Beware Of Legislation That Would Allow Untested Copies Of Biologic Drugs
August 31, 2008
The Tennessean
David Charles, M.D. (Associate professor of neurology at Vanderbilt University and chairman of the Alliance for Patient Access)
Congress is considering two bills that could make practicing medicine in the U.S. a much riskier business.
Both bills pertain to state-of-the-art drugs known as biologics. Unlike conventional pharmaceuticals, which are created using simple chemical compounds, biologics are created from living organisms. They have proven to be some of the best treatments available for debilitating illnesses like cancer and multiple sclerosis.
Unfortunately, they are also some of the priciest.
That’s why there’s a push to expedite the release of imitation, or “follow-on,” biologics. The way Congress sees it, since conventional generic drugs cost about 70 percent less than brand-name pharmaceuticals, follow-on biologics could deliver the same benefits as brand-name biologics at a much lower price.
But it’s not that simple.
With conventional drugs, the manufacturing process is relatively straightforward and easily standardized. Generics are chemically identical to their brand-name counterparts. There’s no need for additional clinical trials to test the generics’ safety and efficacy — the fact that the original passed is sufficient.

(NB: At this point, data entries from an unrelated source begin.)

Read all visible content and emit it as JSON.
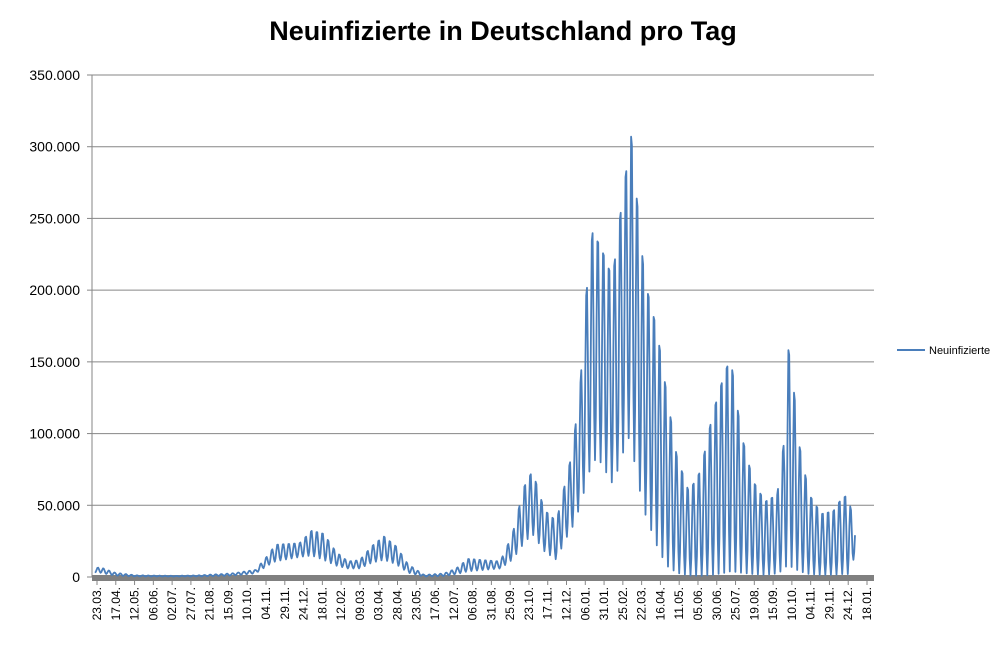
{
  "chart_data": {
    "type": "line",
    "title": "Neuinfizierte in Deutschland pro Tag",
    "xlabel": "",
    "ylabel": "",
    "ylim": [
      0,
      350000
    ],
    "y_ticks": [
      0,
      50000,
      100000,
      150000,
      200000,
      250000,
      300000,
      350000
    ],
    "y_tick_labels": [
      "0",
      "50.000",
      "100.000",
      "150.000",
      "200.000",
      "250.000",
      "300.000",
      "350.000"
    ],
    "x_tick_labels": [
      "23.03.",
      "17.04.",
      "12.05.",
      "06.06.",
      "02.07.",
      "27.07.",
      "21.08.",
      "15.09.",
      "10.10.",
      "04.11.",
      "29.11.",
      "24.12.",
      "18.01.",
      "12.02.",
      "09.03.",
      "03.04.",
      "28.04.",
      "23.05.",
      "17.06.",
      "12.07.",
      "06.08.",
      "31.08.",
      "25.09.",
      "23.10.",
      "17.11.",
      "12.12.",
      "06.01.",
      "31.01.",
      "25.02.",
      "22.03.",
      "16.04.",
      "11.05.",
      "05.06.",
      "30.06.",
      "25.07.",
      "19.08.",
      "15.09.",
      "10.10.",
      "04.11.",
      "29.11.",
      "24.12.",
      "18.01."
    ],
    "grid": true,
    "legend_position": "right",
    "series": [
      {
        "name": "Neuinfizierte",
        "color": "#4a7ebb",
        "envelope_points": [
          {
            "t": 0,
            "high": 6000,
            "low": 3000
          },
          {
            "t": 6,
            "high": 7000,
            "low": 3000
          },
          {
            "t": 25,
            "high": 3000,
            "low": 1000
          },
          {
            "t": 50,
            "high": 1200,
            "low": 400
          },
          {
            "t": 100,
            "high": 800,
            "low": 300
          },
          {
            "t": 130,
            "high": 1200,
            "low": 400
          },
          {
            "t": 170,
            "high": 2500,
            "low": 1000
          },
          {
            "t": 200,
            "high": 5000,
            "low": 2500
          },
          {
            "t": 215,
            "high": 15000,
            "low": 8000
          },
          {
            "t": 225,
            "high": 23000,
            "low": 11000
          },
          {
            "t": 255,
            "high": 24000,
            "low": 14000
          },
          {
            "t": 270,
            "high": 33000,
            "low": 15000
          },
          {
            "t": 285,
            "high": 31000,
            "low": 12000
          },
          {
            "t": 300,
            "high": 18000,
            "low": 8000
          },
          {
            "t": 315,
            "high": 11000,
            "low": 6000
          },
          {
            "t": 330,
            "high": 12000,
            "low": 6000
          },
          {
            "t": 345,
            "high": 22000,
            "low": 10000
          },
          {
            "t": 360,
            "high": 29000,
            "low": 12000
          },
          {
            "t": 375,
            "high": 22000,
            "low": 9000
          },
          {
            "t": 390,
            "high": 9000,
            "low": 3000
          },
          {
            "t": 410,
            "high": 1500,
            "low": 300
          },
          {
            "t": 435,
            "high": 2500,
            "low": 700
          },
          {
            "t": 450,
            "high": 6000,
            "low": 2000
          },
          {
            "t": 465,
            "high": 13000,
            "low": 4000
          },
          {
            "t": 485,
            "high": 12000,
            "low": 5000
          },
          {
            "t": 505,
            "high": 11000,
            "low": 6000
          },
          {
            "t": 520,
            "high": 30000,
            "low": 12000
          },
          {
            "t": 535,
            "high": 65000,
            "low": 24000
          },
          {
            "t": 545,
            "high": 76000,
            "low": 30000
          },
          {
            "t": 560,
            "high": 48000,
            "low": 18000
          },
          {
            "t": 575,
            "high": 40000,
            "low": 12000
          },
          {
            "t": 585,
            "high": 65000,
            "low": 25000
          },
          {
            "t": 595,
            "high": 90000,
            "low": 35000
          },
          {
            "t": 605,
            "high": 140000,
            "low": 50000
          },
          {
            "t": 612,
            "high": 203000,
            "low": 65000
          },
          {
            "t": 620,
            "high": 248000,
            "low": 82000
          },
          {
            "t": 630,
            "high": 238000,
            "low": 80000
          },
          {
            "t": 645,
            "high": 215000,
            "low": 65000
          },
          {
            "t": 655,
            "high": 263000,
            "low": 80000
          },
          {
            "t": 663,
            "high": 297000,
            "low": 98000
          },
          {
            "t": 668,
            "high": 318000,
            "low": 95000
          },
          {
            "t": 675,
            "high": 274000,
            "low": 70000
          },
          {
            "t": 685,
            "high": 215000,
            "low": 45000
          },
          {
            "t": 700,
            "high": 180000,
            "low": 22000
          },
          {
            "t": 712,
            "high": 135000,
            "low": 8000
          },
          {
            "t": 725,
            "high": 88000,
            "low": 3000
          },
          {
            "t": 740,
            "high": 62000,
            "low": 1000
          },
          {
            "t": 755,
            "high": 78000,
            "low": 800
          },
          {
            "t": 770,
            "high": 120000,
            "low": 1500
          },
          {
            "t": 785,
            "high": 150000,
            "low": 3000
          },
          {
            "t": 792,
            "high": 160000,
            "low": 4000
          },
          {
            "t": 805,
            "high": 105000,
            "low": 3000
          },
          {
            "t": 820,
            "high": 70000,
            "low": 2000
          },
          {
            "t": 835,
            "high": 55000,
            "low": 1500
          },
          {
            "t": 850,
            "high": 60000,
            "low": 2500
          },
          {
            "t": 858,
            "high": 96000,
            "low": 5000
          },
          {
            "t": 862,
            "high": 173000,
            "low": 8000
          },
          {
            "t": 868,
            "high": 152000,
            "low": 7000
          },
          {
            "t": 878,
            "high": 95000,
            "low": 4000
          },
          {
            "t": 890,
            "high": 60000,
            "low": 2000
          },
          {
            "t": 905,
            "high": 46000,
            "low": 1500
          },
          {
            "t": 920,
            "high": 48000,
            "low": 1500
          },
          {
            "t": 930,
            "high": 57000,
            "low": 2000
          },
          {
            "t": 938,
            "high": 60000,
            "low": 2000
          },
          {
            "t": 945,
            "high": 40000,
            "low": 12000
          }
        ],
        "weekly_period_days": 7,
        "total_days": 947
      }
    ]
  }
}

Producing follow-on biologics, on the other hand, is a far more complex science. Unlike regular pharmaceuticals that typically consist of small molecules, biologics are often much larger and more complex drugs.

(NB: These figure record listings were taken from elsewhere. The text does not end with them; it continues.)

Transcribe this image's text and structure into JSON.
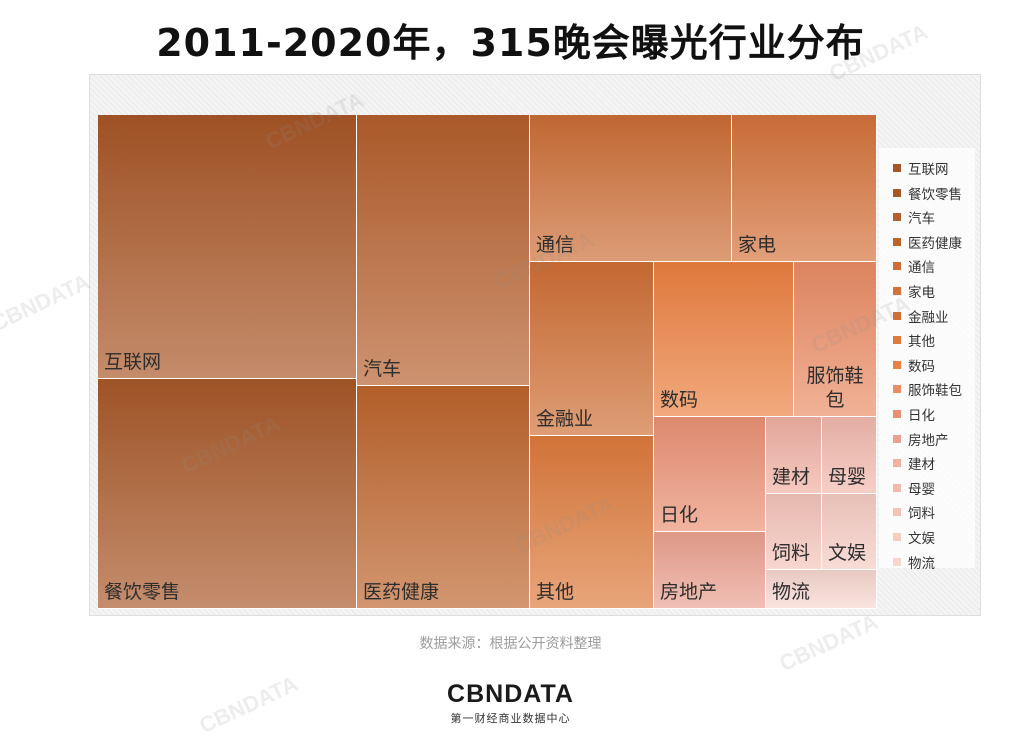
{
  "title": "2011-2020年，315晚会曝光行业分布",
  "source": "数据来源：根据公开资料整理",
  "logo": {
    "text": "CBNDATA",
    "subtitle": "第一财经商业数据中心"
  },
  "watermark": "CBNDATA",
  "chart_data": {
    "type": "treemap",
    "title": "2011-2020年，315晚会曝光行业分布",
    "legend_position": "right",
    "series": [
      {
        "name": "互联网",
        "value": 14.2,
        "color": "#a85626"
      },
      {
        "name": "餐饮零售",
        "value": 12.5,
        "color": "#a85828"
      },
      {
        "name": "汽车",
        "value": 10.6,
        "color": "#b55f2c"
      },
      {
        "name": "医药健康",
        "value": 8.0,
        "color": "#bd642c"
      },
      {
        "name": "通信",
        "value": 6.1,
        "color": "#cc6e35"
      },
      {
        "name": "家电",
        "value": 5.1,
        "color": "#d4723a"
      },
      {
        "name": "金融业",
        "value": 4.8,
        "color": "#cf6f34"
      },
      {
        "name": "其他",
        "value": 4.8,
        "color": "#dd7a3c"
      },
      {
        "name": "数码",
        "value": 4.7,
        "color": "#ec8040"
      },
      {
        "name": "服饰鞋包",
        "value": 3.4,
        "color": "#ea8c64"
      },
      {
        "name": "日化",
        "value": 3.0,
        "color": "#ea9174"
      },
      {
        "name": "房地产",
        "value": 1.9,
        "color": "#eba190"
      },
      {
        "name": "建材",
        "value": 1.4,
        "color": "#f0b0a2"
      },
      {
        "name": "母婴",
        "value": 1.4,
        "color": "#f2b8ac"
      },
      {
        "name": "饲料",
        "value": 1.4,
        "color": "#f4c4ba"
      },
      {
        "name": "文娱",
        "value": 1.4,
        "color": "#f6ccc3"
      },
      {
        "name": "物流",
        "value": 0.8,
        "color": "#f7d6ce"
      }
    ]
  }
}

Manufacturing a biologic, therefore, is a long and complicated process.
In fact, manufacturing biologics is such a difficult process that no two biological products are exactly the same, and that is why there is technically no such thing as a “generic” biologic. Follow-ons are, at best, rough copies of brand-name biologics — not exact duplicates.
Just look at a recent study in the journal Movement Disorders on botulinum toxin type A, one of the more common biologics.
Researchers found that the strength of the toxin varied so greatly from manufacturer to manufacturer that, depending on which drug is used, the proper dosage for treatment of dystonia — a muscular condition affecting the neck — could vary widely
In other words, copies of a brand-name biologic had markedly different therapeutic effects. That’s why follow-on biologics need their own clinical trials before they can be judged safe.
Unfortunately, some in Congress may think otherwise. One of the bills being considered would treat follow-on biologics like traditional generic drugs.
In most cases, a successful clinical trial for a name-brand biologic would vouch for the safety of a follow-on version.
But that’s like deciding that a Buick is safe based on the crash-test results of a Rolls-Royce. The two cars share certain features — both have four wheels, a glove compartment, airbags, etc. But they’re different enough to warrant separate safety tests.
Similarly, follow-on biologics would share certain fundamental characteristics with brand-name biologics. But they aren’t exact copies. And even small variations in their chemical makeup can lead to dramatic differences in their physical effects.
If either one of these bills passes, could countless untested follow-on biologics be rushed to market before anybody knows for sure if they’re safe or effective?
As a neurologist, I find this prospect particularly frightening. Finding the correct dosage level for my patients is a difficult process that requires detailed clinical trials. These bills would increase that uncertainty and could needlessly place patients at risk.
If lawmakers determine that it’s in the public interest to expedite the approval of follow-on biologics, they need to institute the necessary safeguards. The drugs must undergo separate clinical trials before going to market. Otherwise, there won’t be a guarantee they’re safe and effective, and physicians won’t be able to prescribe them with confidence.